Last year Olof won the Spartan Death Race, a three day obstacle course, but is ready to take on more of a challenge.
“How do you train for running through the jungle when you’re in New York City? I could try to go to the zoo and break in but I don’t think that’s going to work,” he says.
This ultra-marathon meets obstacle course involves climbing trees, carrying firewood, and running up a volcano nearly 1400 metres high.
But it’s not just the volcano standing in the way of Olof winning. His friend and rival, Junyong Pak, is also competing in the race.
“Junyong is all around strong like I haven’t seen any weaknesses in him,” says Olof. “He’s definitely a better runner than me.”
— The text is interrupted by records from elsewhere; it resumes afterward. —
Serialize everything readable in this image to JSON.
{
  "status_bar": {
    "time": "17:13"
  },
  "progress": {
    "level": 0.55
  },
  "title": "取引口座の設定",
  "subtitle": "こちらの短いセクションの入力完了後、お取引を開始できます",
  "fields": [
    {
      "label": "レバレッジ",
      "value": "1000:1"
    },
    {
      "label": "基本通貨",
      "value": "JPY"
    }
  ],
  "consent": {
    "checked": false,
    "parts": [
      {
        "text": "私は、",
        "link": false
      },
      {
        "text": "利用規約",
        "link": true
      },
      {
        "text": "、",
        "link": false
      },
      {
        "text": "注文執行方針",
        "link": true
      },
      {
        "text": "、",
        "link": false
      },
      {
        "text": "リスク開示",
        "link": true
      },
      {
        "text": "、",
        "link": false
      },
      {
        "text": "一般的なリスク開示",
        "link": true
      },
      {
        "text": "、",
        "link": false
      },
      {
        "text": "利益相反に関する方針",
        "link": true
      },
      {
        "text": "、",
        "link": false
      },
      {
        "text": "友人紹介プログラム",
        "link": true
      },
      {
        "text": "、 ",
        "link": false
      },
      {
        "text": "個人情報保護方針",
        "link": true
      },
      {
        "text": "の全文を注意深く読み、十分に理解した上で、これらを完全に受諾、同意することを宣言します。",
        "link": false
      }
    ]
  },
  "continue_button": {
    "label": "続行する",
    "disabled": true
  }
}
But Junyong – who trains two hours a day, seven days a week – thinks it’s Olof who has the advantage.
“If it comes down to who’s grittier and tougher, he certainly has a big advantage because that guy is about as tough as you get,” he says.
Junyong and Olof were handpicked by the race organizers to participate in the race.
“I’ve certainly never done anything like that before,” says Junyong. “I definitely do want to win, I don’t like losing.”
On race day, racers have 20 hours to complete 16 obstacles, run more than 70 kilometres, and climb a volcano twice.
“It’s a brutal race,” says Olof. “It’s a little bit intimidating.”